В один из вечеров, когда снежная пурга никак не желала угомониться, сани с продовольствием не прибыли в положенное время. Проходил час за часом, и когда уже никто больше не надеялся получить теплого супа, Вальтер Пуш, стоявший на посту, вдруг услышал лошадиное фырканье. В свете, отражавшемся от снега, возникли очертания саней. Они остановились. Две фигуры спрыгнули с них. Когда Вальтер Пуш подошел поближе, то увидел ватные куртки и меховые шапки. Он снял винтовку с предохранителя, оба русских солдата подняли руки. Вальтер Пуш приблизился к саням и убедился, что оба солдата были безоружными. Они тоже везли в свои подразделения суп и мешок черствого хлеба. На их круглых лицах расплывалась широкая улыбка.
Появился Годевинд и спросил, что это за странные птицы.
— Русские солдаты, которые развозят еду. Они заблудились во время снежной вьюги.

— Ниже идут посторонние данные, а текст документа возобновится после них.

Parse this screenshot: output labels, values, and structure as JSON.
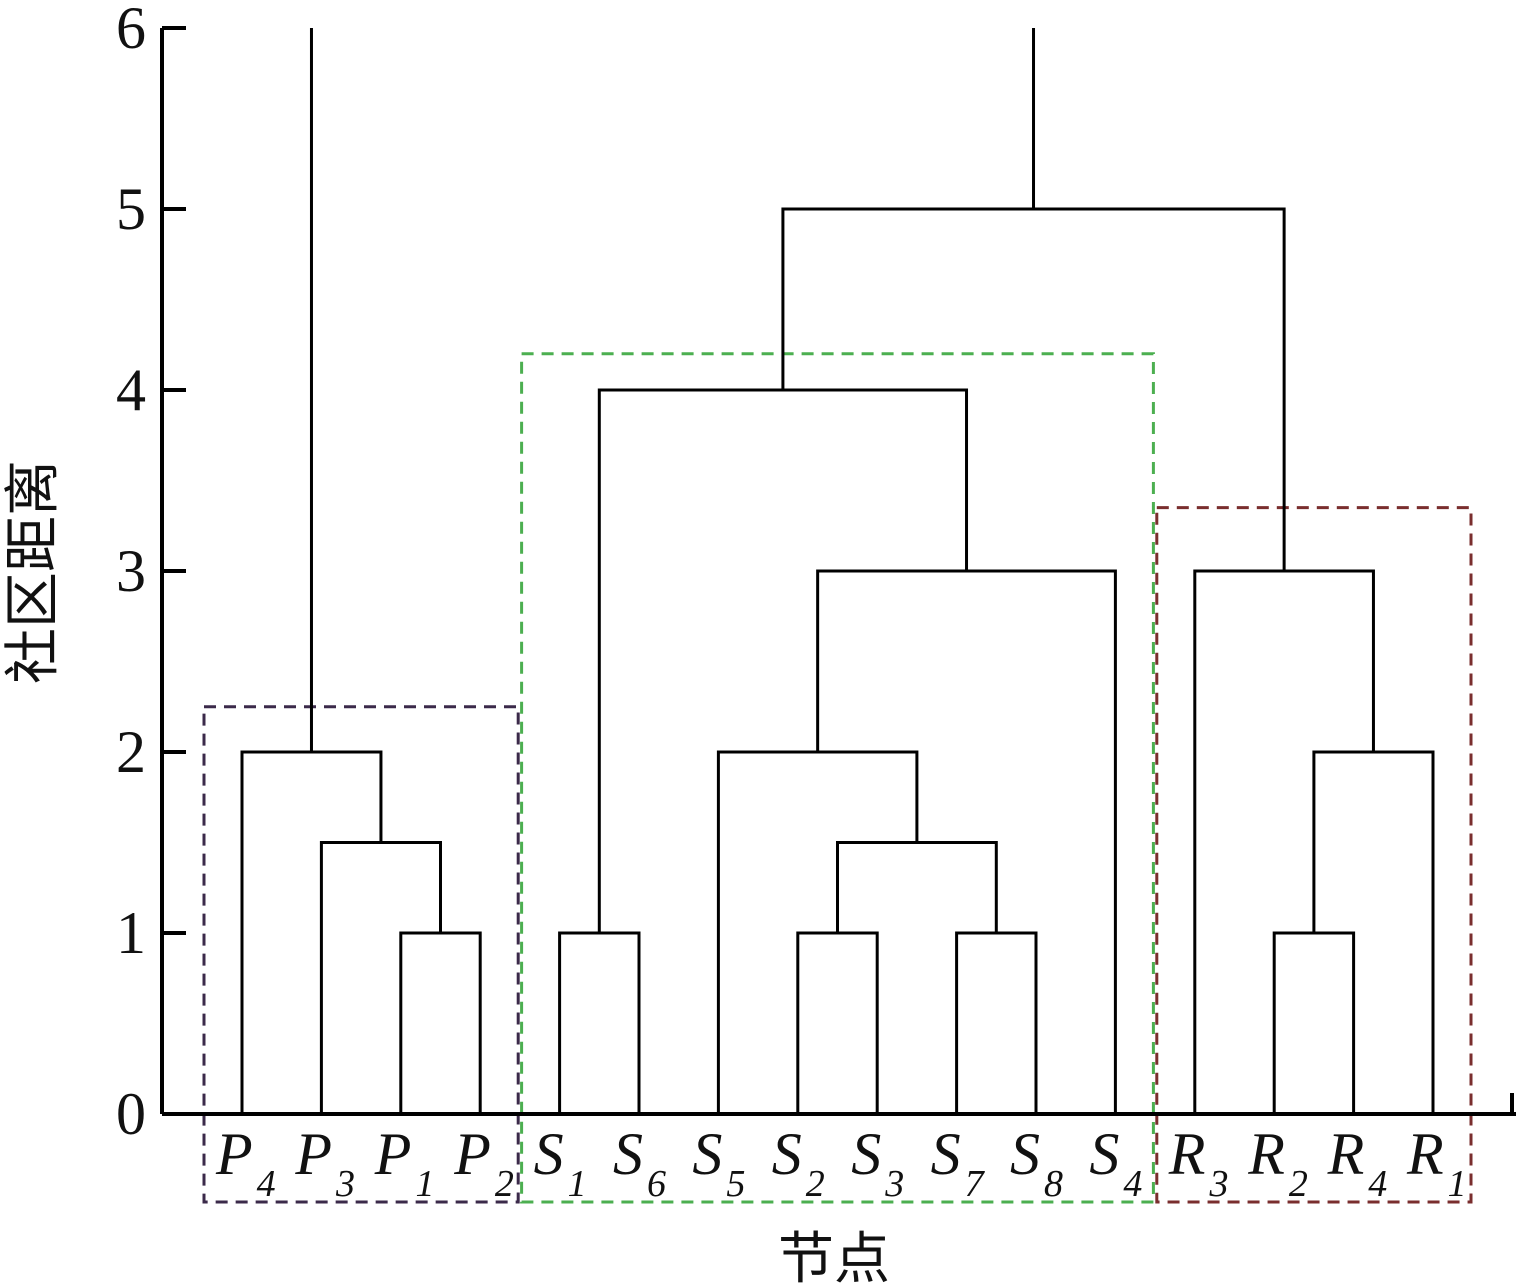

— Надо хоть посмотреть, что у Ивана на ужин, — сказал Годевинд, поднял крышку чана и склонил нос над дымящимся супом.
— Капуста! Эти русские восемь раз в неделю едят капусту.
Годевинд подошел к лошадям, похлопал их по холке, поговорил с ними. Развозчики еды получили по сигарете. Вальтер Пуш щелкнул своей зажигалкой. Два немецких солдата и два русских развозчика стояли на воздухе, вокруг мела поземка, и курили. Никто не произносил ни слова. Суп остыл. Годевинд бросил окурок в снег, развозчики еды затушили свои окурки пальцами и засунули остатки в карманы.